Diary of Charles Francis Adams, volume 6

Thursday. 12th. CFA

1835-03-12

Thursday. 12th. CFA
Thursday. 12th.

My cold is changing places a little but not going very fast. I do not remember that for many years I have had any thing like it. Certainly not since my residence here. I read the Maid of Orleans which is nearly as easy to me as English and is a very delightful poem. There is something in Schiller’s style exceedingly charming. His pictures are simple yet lovely. There is a pathos in them which touches deeply. Goethe’s simplicity borders often upon the vapid, Schiller’s upon the strong.

Office. I did not feel able to cope with my work so I sat down and read part of Cicero’s first book de Oratore. It never appeared to me so delightful before. He is after all the first and the last writer upon his subject. Every sentence is a coin. Walk. The day was delightful but the streets are in very bad condition.

Home. Began the Ibis, a sort of curse upon one of his enemies, who was doing every thing to destroy him in his exile. The name is fictitious, a curious proceeding. Afternoon, finished Cuvier’s Theory of 95the Earth. An exceedingly ingenious thing and based upon tolerably sound reasoning. The subject is wonderful. But it hardly conflicts much with the tradition of antiquity, and shakes very much the foundations of the doubting school. Grimm, who continues my idling book, and is amusing. Evening Mr. Guizot and the Maid of Orleans.

Friday. 13th. CFA

1835-03-13

Friday. 13th. CFA
Friday. 13th.

I find my cold as inconvenient, although not perhaps quite so severe as it has been. Continued reading the Maid of Orleans and then to the Office, where I occupied myself for the most part with Cicero’s first book de Oratore which I finished. How discouraging to study such a model. To see what can be done by a great genius and how little one must feel in making even an attempt in comparison. I do mean however to try my best upon my new work when I get over my cold.

Walk and collected my Dividend upon Shares in Lawrence Factory, Mr. Brooks last present. It is not very large for Manufacturing Property in the Stability of which I have very little confidence. Read more of the Ibis which to be sure is a curse beyond every thing of the kind excepting the curse of Obadiah.

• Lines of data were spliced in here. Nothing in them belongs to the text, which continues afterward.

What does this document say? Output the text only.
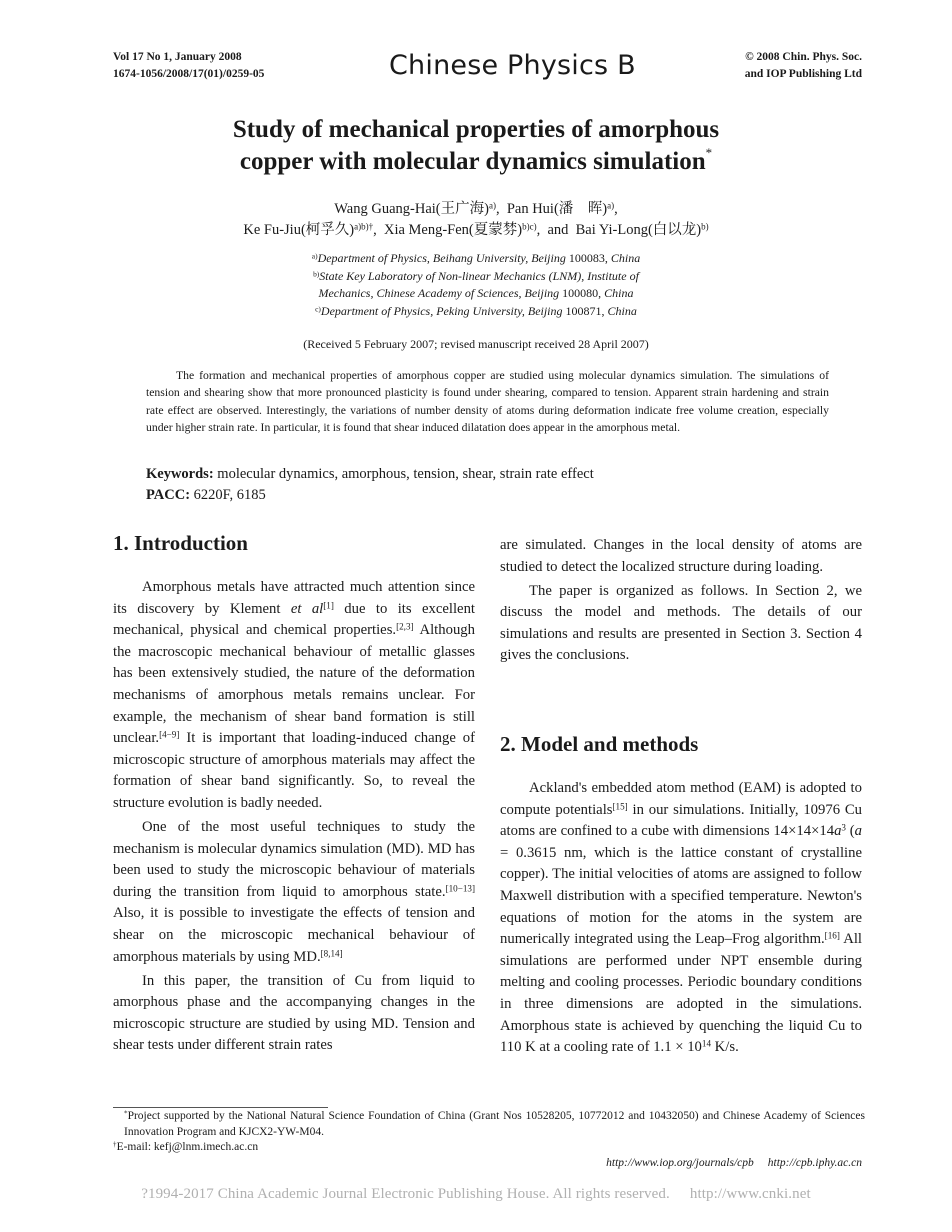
Vol 17 No 1, January 2008
1674-1056/2008/17(01)/0259-05	Chinese Physics B	© 2008 Chin. Phys. Soc.
and IOP Publishing Ltd
Study of mechanical properties of amorphous
copper with molecular dynamics simulation*
Wang Guang-Hai(王广海)$^{a)}$,  Pan Hui(潘　晖)$^{a)}$,
Ke Fu-Jiu(柯孚久)$^{a)b)\dagger}$,  Xia Meng-Fen(夏蒙棼)$^{b)c)}$,  and Bai Yi-Long(白以龙)$^{b)}$
$^{a)}$Department of Physics, Beihang University, Beijing 100083, China
$^{b)}$State Key Laboratory of Non-linear Mechanics (LNM), Institute of
Mechanics, Chinese Academy of Sciences, Beijing 100080, China
$^{c)}$Department of Physics, Peking University, Beijing 100871, China
(Received 5 February 2007; revised manuscript received 28 April 2007)
The formation and mechanical properties of amorphous copper are studied using molecular dynamics simulation. The simulations of tension and shearing show that more pronounced plasticity is found under shearing, compared to tension. Apparent strain hardening and strain rate effect are observed. Interestingly, the variations of number density of atoms during deformation indicate free volume creation, especially under higher strain rate. In particular, it is found that shear induced dilatation does appear in the amorphous metal.
Keywords: molecular dynamics, amorphous, tension, shear, strain rate effect
PACC: 6220F, 6185
1. Introduction

Amorphous metals have attracted much attention since its discovery by Klement et al[1] due to its excellent mechanical, physical and chemical properties.[2,3] Although the macroscopic mechanical behaviour of metallic glasses has been extensively studied, the nature of the deformation mechanisms of amorphous metals remains unclear. For example, the mechanism of shear band formation is still unclear.[4−9] It is important that loading-induced change of microscopic structure of amorphous materials may affect the formation of shear band significantly. So, to reveal the structure evolution is badly needed.

One of the most useful techniques to study the mechanism is molecular dynamics simulation (MD). MD has been used to study the microscopic behaviour of materials during the transition from liquid to amorphous state.[10−13] Also, it is possible to investigate the effects of tension and shear on the microscopic mechanical behaviour of amorphous materials by using MD.[8,14]

In this paper, the transition of Cu from liquid to amorphous phase and the accompanying changes in the microscopic structure are studied by using MD. Tension and shear tests under different strain rates

are simulated. Changes in the local density of atoms are studied to detect the localized structure during loading.

The paper is organized as follows. In Section 2, we discuss the model and methods. The details of our simulations and results are presented in Section 3. Section 4 gives the conclusions.

2. Model and methods

Ackland's embedded atom method (EAM) is adopted to compute potentials[15] in our simulations. Initially, 10976 Cu atoms are confined to a cube with dimensions $14\times 14\times 14a^3$ (a = 0.3615 nm, which is the lattice constant of crystalline copper). The initial velocities of atoms are assigned to follow Maxwell distribution with a specified temperature. Newton's equations of motion for the atoms in the system are numerically integrated using the Leap–Frog algorithm.[16] All simulations are performed under NPT ensemble during melting and cooling processes. Periodic boundary conditions in three dimensions are adopted in the simulations. Amorphous state is achieved by quenching the liquid Cu to 110 K at a cooling rate of $1.1 \times 10^{14}$ K/s.

*Project supported by the National Natural Science Foundation of China (Grant Nos 10528205, 10772012 and 10432050) and Chinese Academy of Sciences Innovation Program and KJCX2-YW-M04.
†E-mail: kefj@lnm.imech.ac.cn
http://www.iop.org/journals/cpb http://cpb.iphy.ac.cn
?1994-2017 China Academic Journal Electronic Publishing House. All rights reserved. http://www.cnki.net
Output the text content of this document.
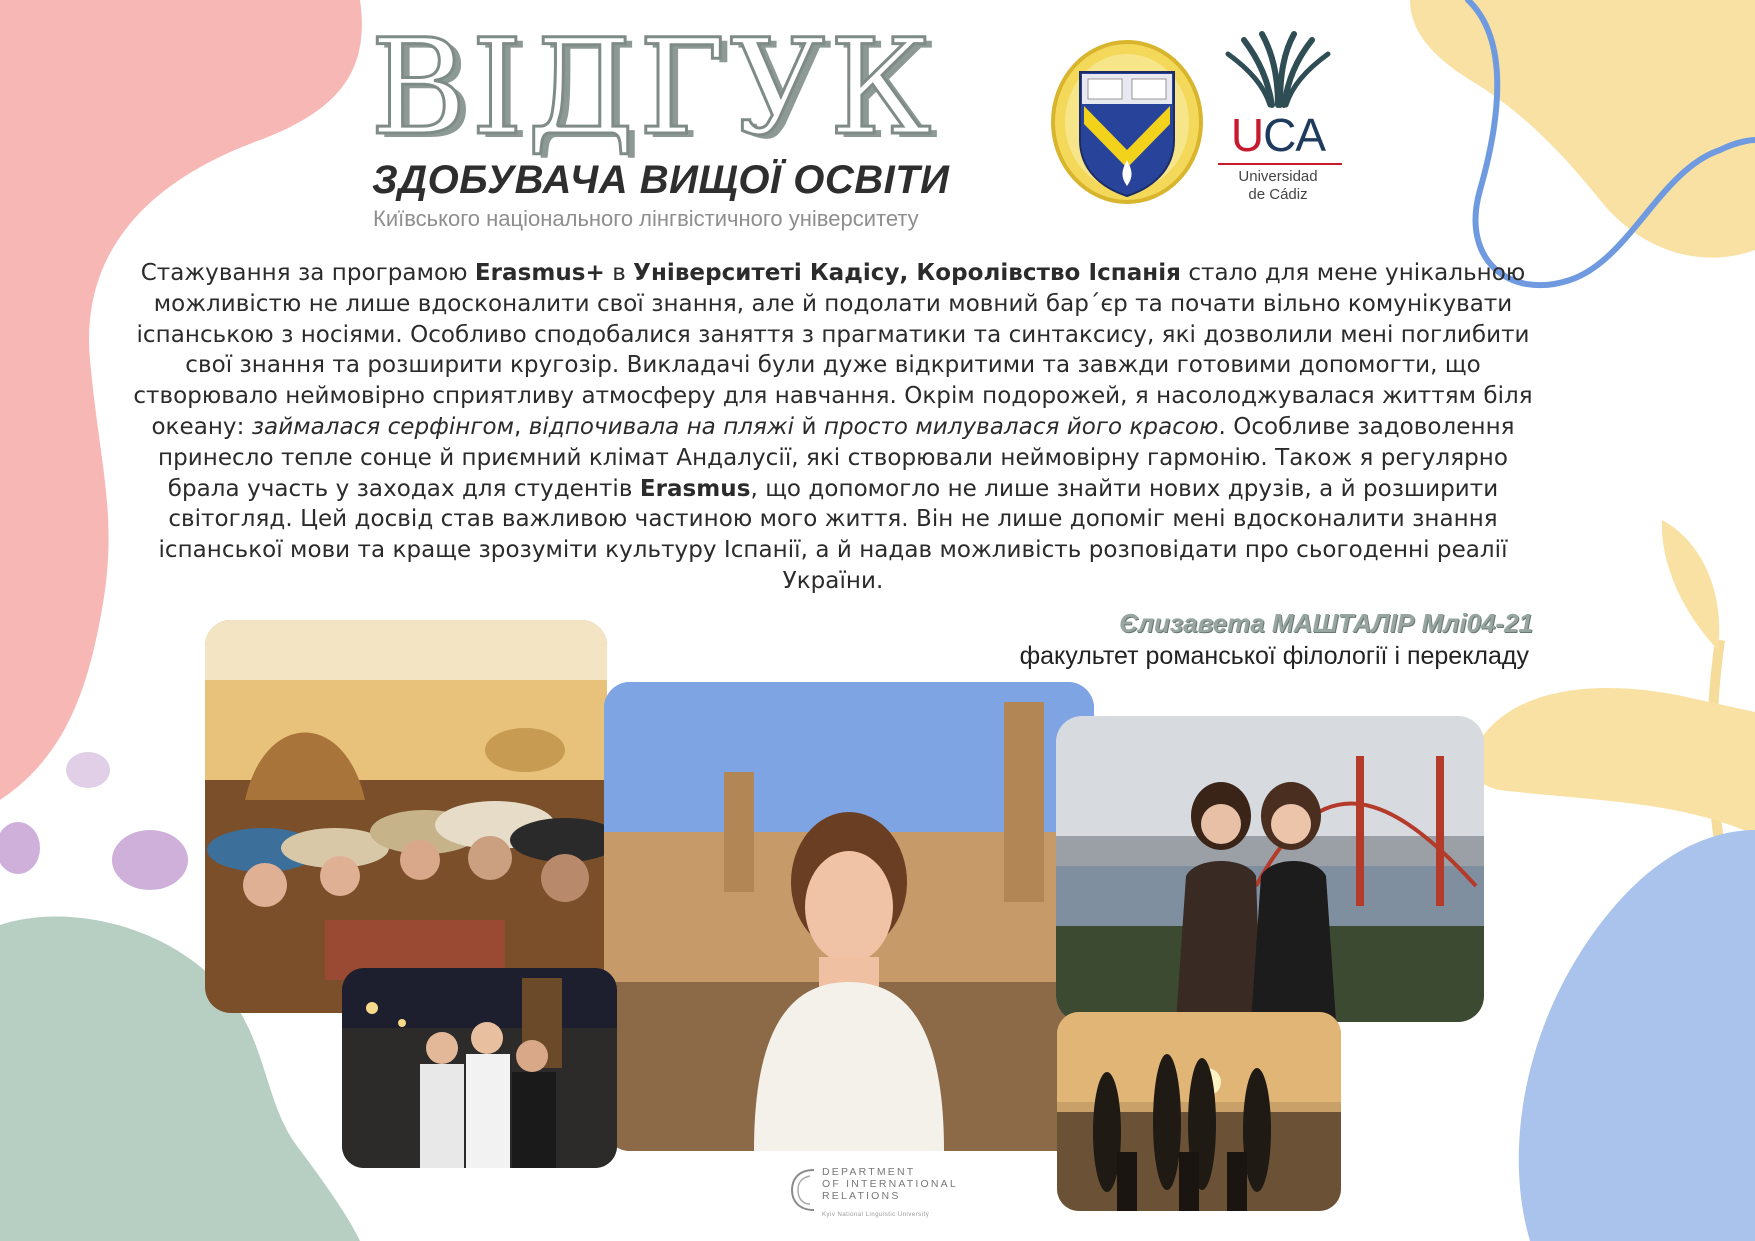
ВІДГУК
ЗДОБУВАЧА ВИЩОЇ ОСВІТИ
Київського національного лінгвістичного університету
UCA
Universidad
de Cádiz
Стажування за програмою Erasmus+ в Університеті Кадісу, Королівство Іспанія стало для мене унікальною можливістю не лише вдосконалити свої знання, але й подолати мовний бар´єр та почати вільно комунікувати іспанською з носіями. Особливо сподобалися заняття з прагматики та синтаксису, які дозволили мені поглибити свої знання та розширити кругозір. Викладачі були дуже відкритими та завжди готовими допомогти, що створювало неймовірно сприятливу атмосферу для навчання. Окрім подорожей, я насолоджувалася життям біля океану: займалася серфінгом, відпочивала на пляжі й просто милувалася його красою. Особливе задоволення принесло тепле сонце й приємний клімат Андалусії, які створювали неймовірну гармонію. Також я регулярно брала участь у заходах для студентів Erasmus, що допомогло не лише знайти нових друзів, а й розширити світогляд. Цей досвід став важливою частиною мого життя. Він не лише допоміг мені вдосконалити знання іспанської мови та краще зрозуміти культуру Іспанії, а й надав можливість розповідати про сьогоденні реалії України.
Єлизавета МАШТАЛІР Млі04-21
факультет романської філології і перекладу
DEPARTMENT
OF INTERNATIONAL
RELATIONS
Kyiv National Linguistic University
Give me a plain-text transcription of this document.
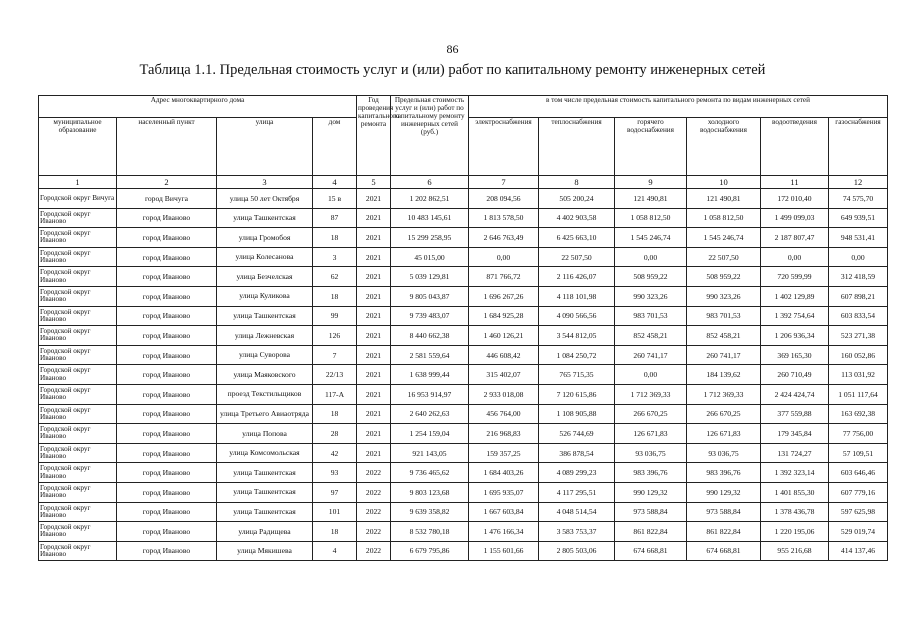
86
Таблица 1.1. Предельная стоимость услуг и (или) работ по капитальному ремонту инженерных сетей
Адрес многоквартирного дома				Год проведения капитального ремонта	Предельная стоимость услуг и (или) работ по капитальному ремонту инженерных сетей (руб.)	в том числе предельная стоимость капитального ремонта по видам инженерных сетей					
муниципальное образование	населенный пункт	улица	дом			электроснабжения	теплоснабжения	горячего водоснабжения	холодного водоснабжения	водоотведения	газоснабжения
1	2	3	4	5	6	7	8	9	10	11	12
Городской округ Вичуга	город Вичуга	улица 50 лет Октября	15 в	2021	1 202 862,51	208 094,56	505 200,24	121 490,81	121 490,81	172 010,40	74 575,70
Городской округ Иваново	город Иваново	улица Ташкентская	87	2021	10 483 145,61	1 813 578,50	4 402 903,58	1 058 812,50	1 058 812,50	1 499 099,03	649 939,51
Городской округ Иваново	город Иваново	улица Громобоя	18	2021	15 299 258,95	2 646 763,49	6 425 663,10	1 545 246,74	1 545 246,74	2 187 807,47	948 531,41
Городской округ Иваново	город Иваново	улица Колесанова	3	2021	45 015,00	0,00	22 507,50	0,00	22 507,50	0,00	0,00
Городской округ Иваново	город Иваново	улица Безчелская	62	2021	5 039 129,81	871 766,72	2 116 426,07	508 959,22	508 959,22	720 599,99	312 418,59
Городской округ Иваново	город Иваново	улица Куликова	18	2021	9 805 043,87	1 696 267,26	4 118 101,98	990 323,26	990 323,26	1 402 129,89	607 898,21
Городской округ Иваново	город Иваново	улица Ташкентская	99	2021	9 739 483,07	1 684 925,28	4 090 566,56	983 701,53	983 701,53	1 392 754,64	603 833,54
Городской округ Иваново	город Иваново	улица Лежневская	126	2021	8 440 662,38	1 460 126,21	3 544 812,05	852 458,21	852 458,21	1 206 936,34	523 271,38
Городской округ Иваново	город Иваново	улица Суворова	7	2021	2 581 559,64	446 608,42	1 084 250,72	260 741,17	260 741,17	369 165,30	160 052,86
Городской округ Иваново	город Иваново	улица Маяковского	22/13	2021	1 638 999,44	315 402,07	765 715,35	0,00	184 139,62	260 710,49	113 031,92
Городской округ Иваново	город Иваново	проезд Текстильщиков	117-А	2021	16 953 914,97	2 933 018,08	7 120 615,86	1 712 369,33	1 712 369,33	2 424 424,74	1 051 117,64
Городской округ Иваново	город Иваново	улица Третьего Авиаотряда	18	2021	2 640 262,63	456 764,00	1 108 905,88	266 670,25	266 670,25	377 559,88	163 692,38
Городской округ Иваново	город Иваново	улица Попова	28	2021	1 254 159,04	216 968,83	526 744,69	126 671,83	126 671,83	179 345,84	77 756,00
Городской округ Иваново	город Иваново	улица Комсомольская	42	2021	921 143,05	159 357,25	386 878,54	93 036,75	93 036,75	131 724,27	57 109,51
Городской округ Иваново	город Иваново	улица Ташкентская	93	2022	9 736 465,62	1 684 403,26	4 089 299,23	983 396,76	983 396,76	1 392 323,14	603 646,46
Городской округ Иваново	город Иваново	улица Ташкентская	97	2022	9 803 123,68	1 695 935,07	4 117 295,51	990 129,32	990 129,32	1 401 855,30	607 779,16
Городской округ Иваново	город Иваново	улица Ташкентская	101	2022	9 639 358,82	1 667 603,84	4 048 514,54	973 588,84	973 588,84	1 378 436,78	597 625,98
Городской округ Иваново	город Иваново	улица Радищева	18	2022	8 532 780,18	1 476 166,34	3 583 753,37	861 822,84	861 822,84	1 220 195,06	529 019,74
Городской округ Иваново	город Иваново	улица Мякишева	4	2022	6 679 795,86	1 155 601,66	2 805 503,06	674 668,81	674 668,81	955 216,68	414 137,46
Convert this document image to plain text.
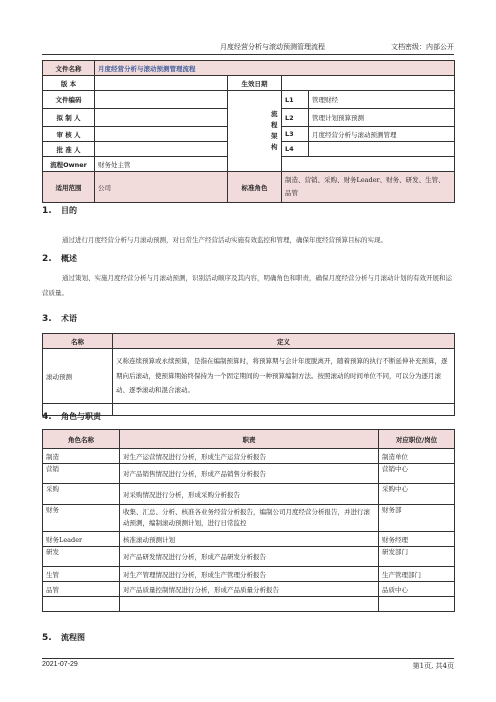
月度经营分析与滚动预测管理流程	文档密级：内部公开
文件名称	月度经营分析与滚动预测管理流程				
版 本		生效日期			
文件编码			流程架构	L1	管理财经
拟 制 人				L2	管理计划预算预测
审 核 人				L3	月度经营分析与滚动预测管理
批 准 人				L4	
流程Owner	财务处主管				
适用范围	公司	标准角色		制造、营销、采购、财务Leader、财务、研发、生管、品管	
1. 目的
通过进行月度经营分析与月滚动预测，对日常生产经营活动实施有效监控和管理，确保年度经营预算目标的实现。
2. 概述
通过策划、实施月度经营分析与月滚动预测，识别活动顺序及其内容，明确角色和职责，确保月度经营分析与月滚动计划的有效开展和运营质量。
3. 术语
名称	定义
滚动预测	又称连续预算或永续预算，是指在编制预算时，将预算期与会计年度脱离开，随着预算的执行不断延伸补充预算，逐期向后滚动，使预算期始终保持为一个固定期间的一种预算编制方法。按照滚动的时间单位不同，可以分为逐月滚动、逐季滚动和混合滚动。

4. 角色与职责
角色名称	职责	对应职位/岗位
制造	对生产运营情况进行分析，形成生产运营分析报告	制造单位
营销	对产品销售情况进行分析，形成产品销售分析报告	营销中心
采购	对采购情况进行分析，形成采购分析报告	采购中心
财务	收集、汇总、分析、核准各业务经营分析报告，编制公司月度经营分析报告，并进行滚动预测，编制滚动预测计划，进行日常监控	财务部
财务Leader	核准滚动预测计划	财务经理
研发	对产品研发情况进行分析，形成产品研发分析报告	研发部门
生管	对生产管理情况进行分析，形成生产管理分析报告	生产管理部门
品管	对产品质量控制情况进行分析，形成产品质量分析报告	品质中心

5. 流程图
2021-07-29	第1页, 共4页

Afternoon, Grimm. He gives an Account of a journey of Louis 16. made in 1786 in which it would seem as if the whole French people were at his feet, and he maintains the opinion that no king of that Country ever was more firmly seated in the heart of his people. Five short years made his words folly. Read Mons. Guizot whose views are clear enough but I do not know that any reading of this sort will be of much use to me. My main difficulty is the desultory character of my studies. Began today a curious book, Deontology by Bowring from the Manuscripts of Jeremy Bentham.1

1.

That is, Bentham’s Deontology, or Science of Morality, ed. J. Bowring, 2 vols., London, 1834.

Saturday. 14th. CFA

1835-03-14

Saturday. 14th. CFA
Saturday. 14th.

Pleasant day. Finished the Maid of Orleans, a piece with which I have been much charmed. The mechanism is perhaps objectionable by the introduction of a spirit who seems to have no effect upon the conduct of the piece nor to be essential in any way to it’s catastrophe. How different from Hamlet who learns from the unearthly visitant the secret which impels his whole course of action.

96

Office. My cold still prevented me from sitting down seriously to work. I attended to money matters and Mr. S. Conant from Weston came with whom I settled for the yearly rent of that Farm. Walk with E. Quincy.

Afternoon, nothing remarkable. Read Grimm and continued the book of Deontology with the tone and spirit of which I find it hard to put up. Nor do I see any great value in the pretended discovery. Mr. Brooks dined out and I sat with my Wife in the evening in conversation. Nothing material.